Film opowiada historię grupy żeglarzy, którzy po katastrofie jachtu zostają zdani na łaskę oceanu i muszą walczyć o przetrwanie w ekstremalnych warunkach. To materiał, który sam w sobie ma ogromny potencjał, oceaniczny survival to przecież temat nośny, pełen dramatyzmu i emocji. Niestety w tym przypadku potencjał został w dużej mierze zmarnowany, a film zamiast porwać, zwyczajnie nuży.
Największym problemem „Abandoned” jest jego tempo. Zamiast napięcia i eskalacji dramatycznych wydarzeń, dostajemy powtarzalne sceny: bohaterowie kłócą się, czekają, zerkają w pusty horyzont i próbują zachować nadzieję. Owszem, takie sytuacje oddają monotonię prawdziwego dryfowania na oceanie, ale przeniesione na ekran stają się męczące dla widza. Film nie oferuje wyraźnych punktów kulminacyjnych, brakuje naprawdę mocnych scen, które na chwilę wyrwałyby widza z marazmu i przypomniały, że oglądamy dramat o życiu i śmierci.
Postacie również pozostają mało angażujące. Aktorzy starają się, ale ich role są jednowymiarowe, przez co trudno autentycznie się z nimi zżyć czy im kibicować. Konflikty, które pojawiają się między bohaterami, nie są wystarczająco pogłębione, zamiast dramatów wewnętrznych, mamy raczej powierzchowne sprzeczki i drobne spięcia. To sprawia, że filmowi brakuje psychologicznej głębi, która w takich historiach jest kluczowa.

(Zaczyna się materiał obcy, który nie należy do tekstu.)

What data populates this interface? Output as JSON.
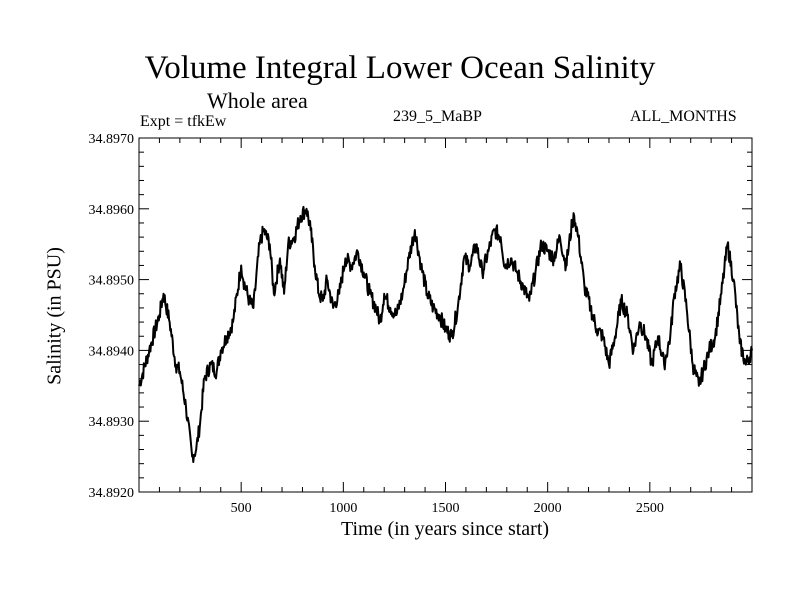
{
  "chart_data": {
    "type": "line",
    "title": "Volume Integral Lower Ocean Salinity",
    "subtitle": "Whole area",
    "experiment": "Expt = tfkEw",
    "run_id": "239_5_MaBP",
    "months": "ALL_MONTHS",
    "xlabel": "Time (in years since start)",
    "ylabel": "Salinity (in PSU)",
    "xlim": [
      0,
      3000
    ],
    "ylim": [
      34.892,
      34.897
    ],
    "x_ticks": [
      500,
      1000,
      1500,
      2000,
      2500
    ],
    "x_tick_labels": [
      "500",
      "1000",
      "1500",
      "2000",
      "2500"
    ],
    "y_ticks": [
      34.892,
      34.893,
      34.894,
      34.895,
      34.896,
      34.897
    ],
    "y_tick_labels": [
      "34.8920",
      "34.8930",
      "34.8940",
      "34.8950",
      "34.8960",
      "34.8970"
    ],
    "grid": false,
    "line_color": "#000000",
    "series": [
      {
        "x": [
          0,
          50,
          100,
          120,
          150,
          180,
          200,
          230,
          260,
          280,
          300,
          320,
          350,
          380,
          400,
          430,
          460,
          500,
          510,
          540,
          560,
          590,
          610,
          640,
          660,
          690,
          710,
          730,
          760,
          790,
          820,
          840,
          860,
          880,
          900,
          920,
          950,
          980,
          1010,
          1040,
          1070,
          1100,
          1130,
          1160,
          1180,
          1200,
          1230,
          1260,
          1290,
          1320,
          1350,
          1380,
          1410,
          1440,
          1470,
          1500,
          1530,
          1560,
          1590,
          1620,
          1650,
          1680,
          1710,
          1740,
          1770,
          1790,
          1820,
          1850,
          1880,
          1910,
          1940,
          1970,
          2000,
          2030,
          2060,
          2090,
          2120,
          2130,
          2150,
          2180,
          2210,
          2240,
          2270,
          2300,
          2330,
          2360,
          2390,
          2420,
          2450,
          2480,
          2510,
          2540,
          2570,
          2600,
          2620,
          2650,
          2680,
          2710,
          2740,
          2760,
          2790,
          2820,
          2850,
          2880,
          2910,
          2940,
          2970,
          3000
        ],
        "y": [
          34.8935,
          34.894,
          34.8945,
          34.8948,
          34.8944,
          34.8938,
          34.8937,
          34.8932,
          34.8925,
          34.8926,
          34.893,
          34.8936,
          34.8938,
          34.8937,
          34.894,
          34.8942,
          34.8944,
          34.8952,
          34.895,
          34.8947,
          34.8946,
          34.8955,
          34.8957,
          34.8955,
          34.8948,
          34.8953,
          34.8948,
          34.8955,
          34.8956,
          34.8959,
          34.896,
          34.8957,
          34.8952,
          34.8948,
          34.8947,
          34.895,
          34.8946,
          34.8948,
          34.8953,
          34.8952,
          34.8954,
          34.8951,
          34.8948,
          34.8946,
          34.8944,
          34.8948,
          34.8946,
          34.8945,
          34.8948,
          34.8953,
          34.8957,
          34.8952,
          34.8948,
          34.8946,
          34.8945,
          34.8943,
          34.8942,
          34.8946,
          34.8953,
          34.8952,
          34.8955,
          34.8951,
          34.8954,
          34.8957,
          34.8956,
          34.8952,
          34.8953,
          34.8951,
          34.8949,
          34.8947,
          34.8951,
          34.8955,
          34.8954,
          34.8953,
          34.8956,
          34.8952,
          34.8958,
          34.8959,
          34.8956,
          34.8949,
          34.8946,
          34.8943,
          34.8942,
          34.8938,
          34.8942,
          34.8947,
          34.8945,
          34.894,
          34.8944,
          34.8942,
          34.8938,
          34.8942,
          34.8938,
          34.8942,
          34.8948,
          34.8952,
          34.8946,
          34.8938,
          34.8935,
          34.8937,
          34.894,
          34.8942,
          34.8948,
          34.8955,
          34.895,
          34.8941,
          34.8938,
          34.894
        ]
      }
    ]
  }
}
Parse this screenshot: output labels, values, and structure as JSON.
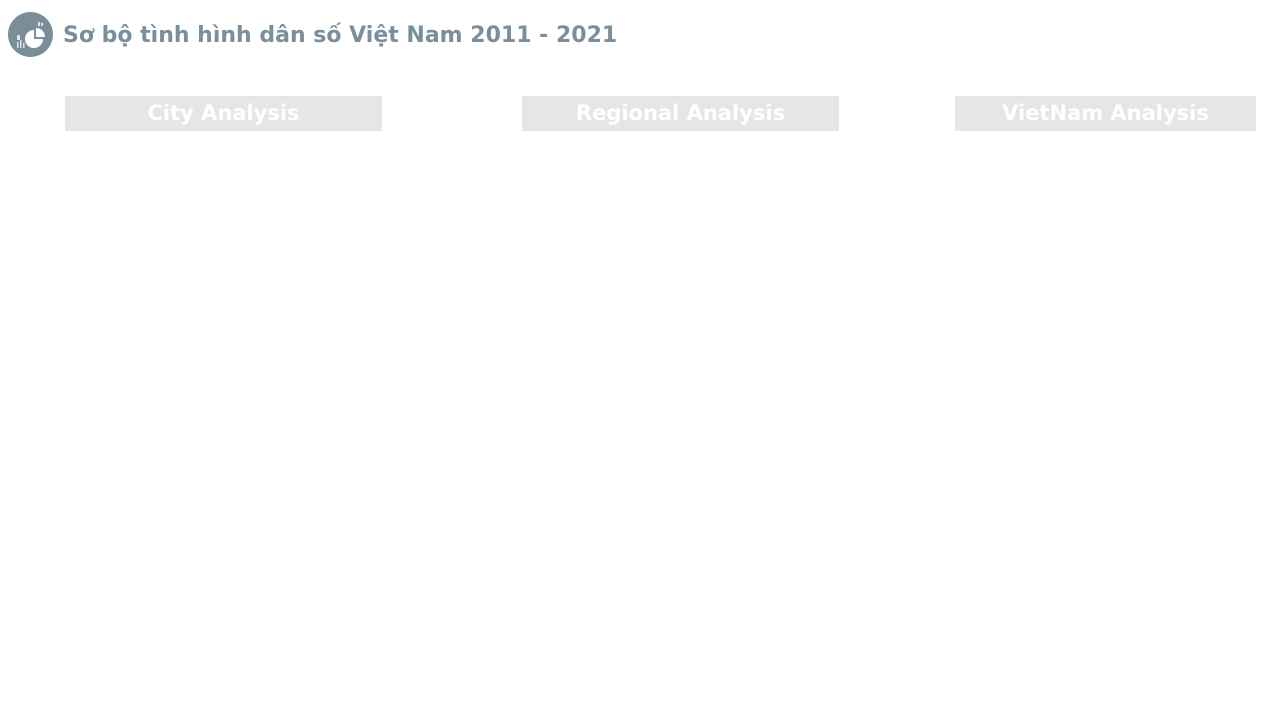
{
  "header": {
    "title": "Sơ bộ tình hình dân số Việt Nam 2011 - 2021",
    "logo_icon": "chart-pie-icon"
  },
  "nav": {
    "items": [
      {
        "label": "City Analysis"
      },
      {
        "label": "Regional Analysis"
      },
      {
        "label": "VietNam Analysis"
      }
    ]
  },
  "colors": {
    "accent": "#798e99",
    "title_text": "#7a8f9b",
    "button_bg": "#e6e6e6",
    "button_text": "#ffffff"
  }
}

„Abandoned” jest więc filmem, który chciał być dramatem o sile człowieka i bezwzględności natury, ale finalnie wyszedł raczej jak telewizyjny dramat dokumentalny, zbyt wierny faktom, a zbyt mało filmowy. Nie ma tu iskry, nie ma emocji, które przykuwałyby uwagę. Seans da się obejrzeć, jeśli ktoś lubi historie oparte na faktach, ale trudno o jakiekolwiek większe wrażenia.